Can I Raise Asian Kids in America?


This post was originally published on China Personified.

My wife, born in Taiwan, and I have talked about kids, including the possibility of adopting a child of Chinese descent. While reading Different Racisms: On Stereotypes, the Individual, and Asian American Masculinity by Matthew Salesses, I was regularly shocked into questioning my decision to raise a child with Asian background.

Different Racisms is a short collection of essays by Salesses, a man of Korean heritage who was adopted at the age of two and raised by two white Americans.

He reflects on the unique discrimination targeted at Americans with East Asian descent and the struggles he has wrestled with as a Korean-American who passed through his formative years identifying as white, even though the culture around him wanted him to abide by certain Asian stereotypes.

The book uses a number of popular stories that reflect Asian American discrimination. For example, the Jeremy Lin phenomenon, Salesses argues, was surrounded by and premised on Asian stereotypes. Journalists said Lin was hard-working and an underdog, both descriptions essentially deduced from the idea that Chinese Americans are industrious and generally bad at basketball.

The essays raise numerous figures and anecdotes. “Bullying against Asian Americans continues at the highest rate of any ethnic group.” … “[A]n article in a major magazine that ran pictures of (male) Asian models above the tagline, ‘Gay or Asian?’” … “Both Harvard and Princeton have been under investigation on charges of racism toward Asians, whose grades and SAT scores, on average, must be higher than those of other races in order to gain admissions. Many Asian Americans have responded by marking the box on applications that declines to indicate race.” … “I confess that I would give my daughter that exact advice, in admissions: not to reveal her race.”

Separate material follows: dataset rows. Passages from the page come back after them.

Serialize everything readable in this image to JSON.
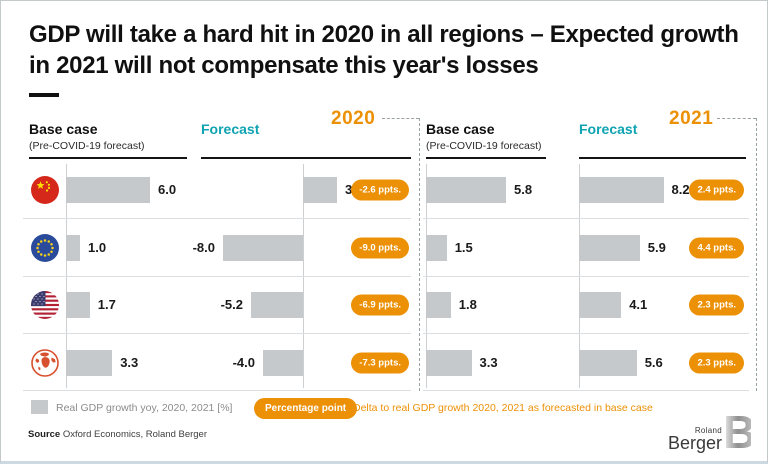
{
  "title": "GDP will take a hard hit in 2020 in all regions – Expected growth in 2021 will not compensate this year's losses",
  "columns": {
    "base_case_label": "Base case",
    "base_case_sublabel": "(Pre-COVID-19 forecast)",
    "forecast_label": "Forecast",
    "year_2020": "2020",
    "year_2021": "2021"
  },
  "chart_data": {
    "type": "bar",
    "title": "GDP will take a hard hit in 2020 in all regions – Expected growth in 2021 will not compensate this year's losses",
    "categories": [
      "China",
      "European Union",
      "United States",
      "World"
    ],
    "series": [
      {
        "name": "2020 Base case (Pre-COVID-19 forecast)",
        "values": [
          6.0,
          1.0,
          1.7,
          3.3
        ]
      },
      {
        "name": "2020 Forecast",
        "values": [
          3.4,
          -8.0,
          -5.2,
          -4.0
        ],
        "delta_ppts": [
          -2.6,
          -9.0,
          -6.9,
          -7.3
        ]
      },
      {
        "name": "2021 Base case (Pre-COVID-19 forecast)",
        "values": [
          5.8,
          1.5,
          1.8,
          3.3
        ]
      },
      {
        "name": "2021 Forecast",
        "values": [
          8.2,
          5.9,
          4.1,
          5.6
        ],
        "delta_ppts": [
          2.4,
          4.4,
          2.3,
          2.3
        ]
      }
    ],
    "value_unit": "Real GDP growth yoy, 2020, 2021 [%]",
    "delta_unit": "Percentage point",
    "orientation": "horizontal",
    "legend_position": "bottom"
  },
  "rows": [
    {
      "region": "China",
      "base_2020": "6.0",
      "forecast_2020": "3.4",
      "delta_2020": "-2.6 ppts.",
      "base_2021": "5.8",
      "forecast_2021": "8.2",
      "delta_2021": "2.4 ppts."
    },
    {
      "region": "European Union",
      "base_2020": "1.0",
      "forecast_2020": "-8.0",
      "delta_2020": "-9.0 ppts.",
      "base_2021": "1.5",
      "forecast_2021": "5.9",
      "delta_2021": "4.4 ppts."
    },
    {
      "region": "United States",
      "base_2020": "1.7",
      "forecast_2020": "-5.2",
      "delta_2020": "-6.9 ppts.",
      "base_2021": "1.8",
      "forecast_2021": "4.1",
      "delta_2021": "2.3 ppts."
    },
    {
      "region": "World",
      "base_2020": "3.3",
      "forecast_2020": "-4.0",
      "delta_2020": "-7.3 ppts.",
      "base_2021": "3.3",
      "forecast_2021": "5.6",
      "delta_2021": "2.3 ppts."
    }
  ],
  "legend": {
    "bar_label": "Real GDP growth yoy, 2020, 2021 [%]",
    "pill_label": "Percentage point",
    "delta_label": "Delta to real GDP growth 2020, 2021 as forecasted in base case"
  },
  "source": {
    "prefix": "Source",
    "text": " Oxford Economics, Roland Berger"
  },
  "logo": {
    "line1": "Roland",
    "line2": "Berger"
  },
  "colors": {
    "orange": "#EC9006",
    "teal": "#0FA3B2",
    "bar_gray": "#C6C9CC"
  }
}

Against this backdrop of subtle and sometimes not-so-subtle discrimination, Salesses has had the added obstacle of finding his own identity as an adoptee from Korea growing up in a white family: “I have spent my life struggling with my adoption, what it means and meant to be abandoned by my birth parents, and knowing I never will come to grips with that abandonment … I realize that as a child I read because I was forced inside my head, unable to get comfortable with the outside world, with what I looked like and the way people (including myself) judged me on that appearance.”

While I appreciate this opportunity to delve into Salleses’ psyche, it gives me pause as I contemplate the life of our future child(ren), conceived or adopted. From the perspective of phenotype, this child will either be half Taiwanese or, assuming we adopt from East Asia, fully Asian. On top of the many physical and emotional needs that come along with responsible parenting, our child will almost certainly suffer discrimination in the U.S. that neither my wife nor I have ever personally faced, my wife having moved to America in her late 20s. And if the child is adopted, there will be even more needs related to his or her identity and past.

Though these stories have made me worry for our unborn child, I am grateful that the book has kicked me into greater awareness about the challenges that we will face as parents.  I’ve gained motivation to be more prepared and, when the time comes, understanding.

Author's note: this essay was slightly revised to reflect my views on discrimination and racism which have evolved since the original writing.